The next generation sequencing (NGS) technologies have dramatically increased the throughput. The new technologies, including those being developed currently, improve on many aspects of DNA sequencing but a higher accuracy than the traditional Sanger sequencing does not appear to be one of them. The nature of the technology would result in specific types of sequencing errors inherent in each process. In general, the new sequencing methods have an error rate between 0.1% and 1.0% . Due to the non-random distribution of errors across sites where some sites can be 10 times more error prone than the average, single nucleotide polymorphism (SNP) calling can often be difficult [2–4].
In this study, we are concerned with estimating a fundamental parameter of natural populations, namely, Watterson's θ of DNA polymorphism . Briefly, θ is the number of nucleotide differences between two sequences of the same locus, randomly chosen from the population. It is a good measure of genetic diversity and a basic parameter for doing population genetic analysis (e.g. tests of positive selection, [6–8]). As polymorphism in natural populations is dominated by low frequency variants , which are often indistinguishable from sequencing errors, using the new sequencing technologies to estimate polymorphism will remain a challenge in the near future. A number of methods have been proposed to separate errors from rare polymorphisms [10–14]. Among them, Nielsen et al.'s approach  is most direct by filtering out errors from the raw read data. However, since error signals may vary from operation to operation, its general applicability will need to be evaluated.
There are two ways to prepare samples for sequencing and polymorphism estimation. First, sequencing is done on individual samples, or at least on pooled samples with each sample individually barcoded . We call this type of data “single-line data”. Second, DNA samples from multiple individuals are pooled in equal quantity for sequencing without individual identification . It is referred to as “Pooled-line data”. We should note that sequencing each diploid sample individually is in fact a pooled-line approach as two haploid genomes are sequenced together. In order to call SNP accurately for both haploids, the diploid has to be sequenced to a sufficient depth (e.g. 20X) . Since individual samples are generally not sequenced to such a depth (e.g. the 1000 Human Genome Project ), most methods cited above examine the aggregate properties of these individual sequences. In other words, although individuals may be sequenced separately, the data are pooled in the analysis. Hence, for many population genetic questions, little information would be lost by sequencing pooled samples and the efficiency would be greatly improved when the sample number is large.

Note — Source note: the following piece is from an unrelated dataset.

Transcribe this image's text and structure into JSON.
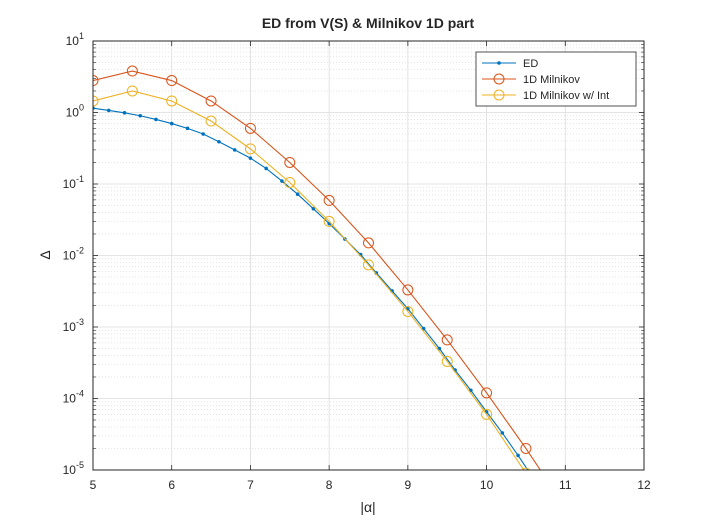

It would then be possible to sequence each pool with greater exactitude in order to filter out errors from the data.
We now propose a method which minimizes the confounding effects of sequencing errors by combining two different sequencing applications. Dual sequencing applications have previously been carried out on the Illumina GA and SOLiD platforms for the same samples [16, 18, 19]. It has been shown that the two technologies have nearly non-overlapping error distributions . Dual platform is in fact a standard method as NGS sequencing, on whichever platform, needs to be backed up by another method, usually by Sanger sequencing or other genotyping tools [4, 20, 21]. Dual applications on two NGS platforms is simply a more systematic and large-scale method of error correction. Such dual applications can also be expected on newer and very different technologies such as HiSeq , Ion Protons , PacBio  and MspA nanopore . When dual platform sequencing is not feasible, dual applications of the same platform on the same DNA sample, independently prepared for sequencing, may serve the same purpose. The correlation of error distribution between two applications on the same platform is slightly higher than those on different platforms but is often adequate for error corrections.
In this study, we first investigated a simple single-line method by extracting haploid information from individual diploids. We then propose dual sequencing applications to improve the pooled-line method for analyzing pooled samples of diploids.